Perlu adanya karomah macam karomahnya Syekh Abdul Qadir Jailani dan wali-wali
lainnya. Munculnya karomah di tangan ulama-ulama besar seperti Syekh Abdul
Qadir Jailani untuk mengangkat kepercayaan masyarakat umum supaya lebih tebal
terhadap mukjizat Nabi Muhammad.
Menurut Habib Luthfi, tujuan dari karomah-karomah ulama-ulama dan para wali
ialah untuk menunjukkan mukjizat para Nabi terdahulu. Karomah-karomah itu
membawa, menolong, dan menguatkan keyakinan orang-orang awam. Keyakinan orang
awam dan kepercayaannya terhadap Al-Qur’an serta yang terkandung di dalamnya
akan semakin tebal.
Karomah yang dimiliki oleh wali itu tidak hanya nampak ketika hidup saja. Tetapi setelah wafat, waliyullah masih diberi karomah. Dan bagi pengikut Ahlussunnah wal Jama’ah, kepercayaan terhadap adanya waliyullah dan karomah itu perlu diyakini secara baik. Bahkan empat imam madzhab sudah bersepakat mengenai karomah yang ada para wali ketika hidup maupun sudah wafat.
Wali menurut KH Sholeh Darat As-Samarani (gurunya KH Hasyim Asy’ari) adalah
seorang ‘arif billah' (mengetahui Allah) sekedar derajat dengan menjalankan
secara sungguh-sungguh taat kepada Allah dan menjauhi maksiat. Artinya para
wali itu menjauhi segala macam kemaksiatan berbarengan dengan selalu bertobat
kepada Allah. Sebab wali itu belum kategori ma’shum (terjaga) seperti
Nabi.
Maka wali belum bisa meninggalkan maksiat secara penuh. Makanya mereka disebut
waliyullah. Keberadaan wali yang sedemikian agung ini mendapatkan keistimewaan
dalam hidupnya. Mereka dalam hidupnya selalu mengingat dan menggantungkan diri,
dan menyatukannya pada Allah. Hati selalu menghadap dan pasrah dengan takdir
Allah saja. Itulah definisi sederhana mengenai wali menurut Mbah Sholeh Darat.

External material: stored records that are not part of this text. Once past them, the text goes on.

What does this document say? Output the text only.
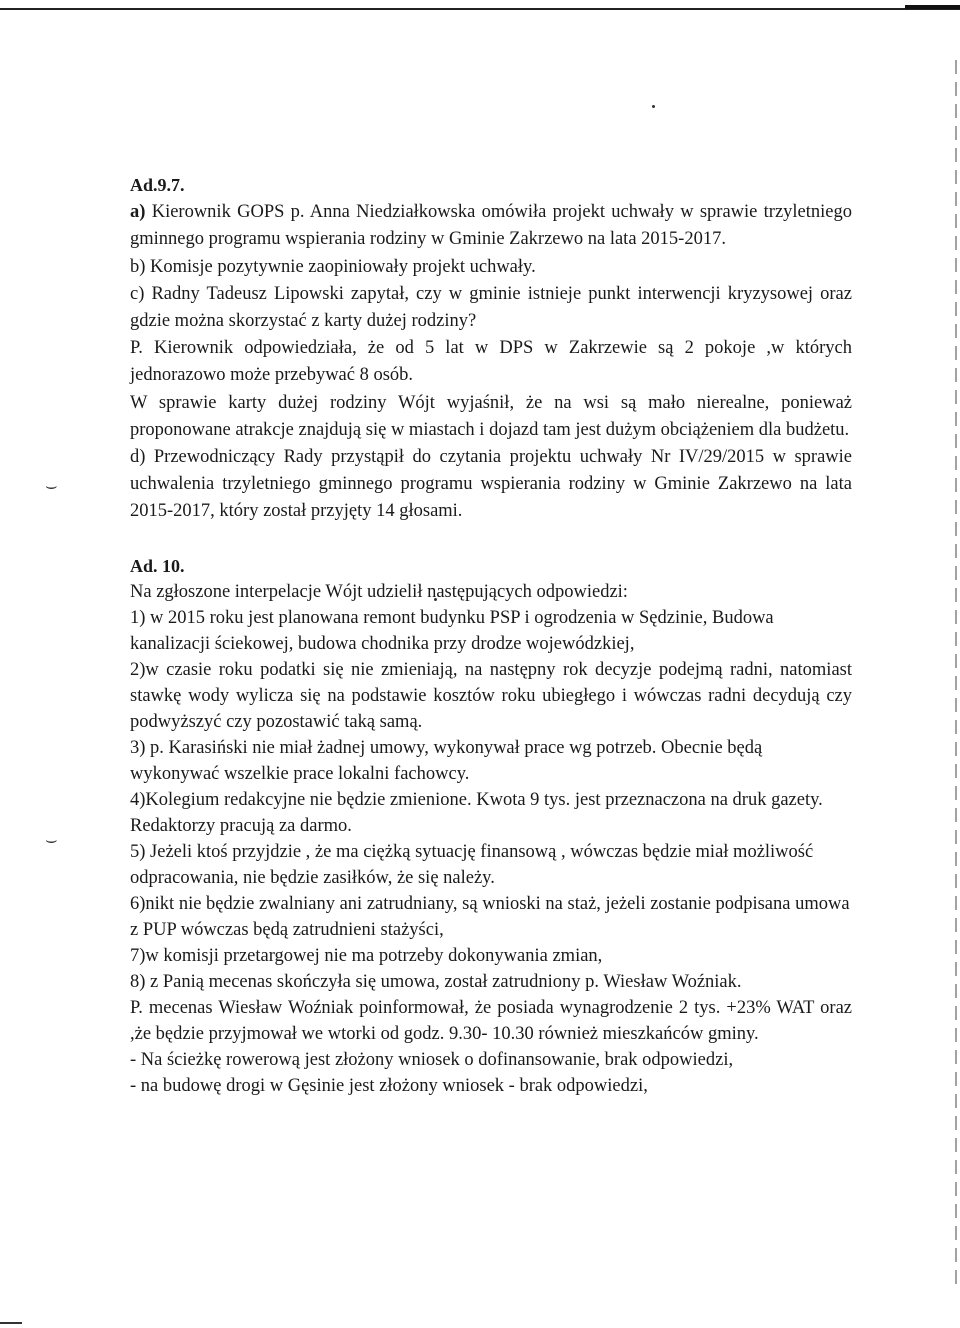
⌣
⌣
Ad.9.7.

a) Kierownik GOPS p. Anna Niedziałkowska omówiła projekt uchwały w sprawie trzyletniego gminnego programu wspierania rodziny w Gminie Zakrzewo na lata 2015-2017.

b) Komisje pozytywnie zaopiniowały projekt uchwały.

c) Radny Tadeusz Lipowski zapytał, czy w gminie istnieje punkt interwencji kryzysowej oraz gdzie można skorzystać z karty dużej rodziny?

P. Kierownik odpowiedziała, że od 5 lat w DPS w Zakrzewie są 2 pokoje ,w których jednorazowo może przebywać 8 osób.

W sprawie karty dużej rodziny Wójt wyjaśnił, że na wsi są mało nierealne, ponieważ proponowane atrakcje znajdują się w miastach i dojazd tam jest dużym obciążeniem dla budżetu.

d) Przewodniczący Rady przystąpił do czytania projektu uchwały Nr IV/29/2015 w sprawie uchwalenia trzyletniego gminnego programu wspierania rodziny w Gminie Zakrzewo na lata 2015-2017, który został przyjęty 14 głosami.

Ad. 10.

Na zgłoszone interpelacje Wójt udzielił następujących odpowiedzi:

1) w 2015 roku jest planowana remont budynku PSP i ogrodzenia w Sędzinie, Budowa kanalizacji ściekowej, budowa chodnika przy drodze wojewódzkiej,

2)w czasie roku podatki się nie zmieniają, na następny rok decyzje podejmą radni, natomiast stawkę wody wylicza się na podstawie kosztów roku ubiegłego i wówczas radni decydują czy podwyższyć czy pozostawić taką samą.

3) p. Karasiński nie miał żadnej umowy, wykonywał prace wg potrzeb. Obecnie będą wykonywać wszelkie prace lokalni fachowcy.

4)Kolegium redakcyjne nie będzie zmienione. Kwota 9 tys. jest przeznaczona na druk gazety. Redaktorzy pracują za darmo.

5) Jeżeli ktoś przyjdzie , że ma ciężką sytuację finansową , wówczas będzie miał możliwość odpracowania, nie będzie zasiłków, że się należy.

6)nikt nie będzie zwalniany ani zatrudniany, są wnioski na staż, jeżeli zostanie podpisana umowa z PUP wówczas będą zatrudnieni stażyści,

7)w komisji przetargowej nie ma potrzeby dokonywania zmian,

8) z Panią mecenas skończyła się umowa, został zatrudniony p. Wiesław Woźniak.

P. mecenas Wiesław Woźniak poinformował, że posiada wynagrodzenie 2 tys. +23% WAT oraz ,że będzie przyjmował we wtorki od godz. 9.30- 10.30 również mieszkańców gminy.

- Na ścieżkę rowerową jest złożony wniosek o dofinansowanie, brak odpowiedzi,

- na budowę drogi w Gęsinie jest złożony wniosek - brak odpowiedzi,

Adapun karomah menurut Mbah Sholeh Darat sesuatu yang nulayani adat (berbeda dari sewajarnya) jika dilihat secara kasat mata. Mereka yang mendapat karomah selalu menunjukkan kepribadian baik dan meniru jejak Rasulullah dengan bekal syariah dan baik secara ideologi serta perilakunya.
Karomah yang dimiliki oleh wali itu tidak hanya nampak ketika hidup saja.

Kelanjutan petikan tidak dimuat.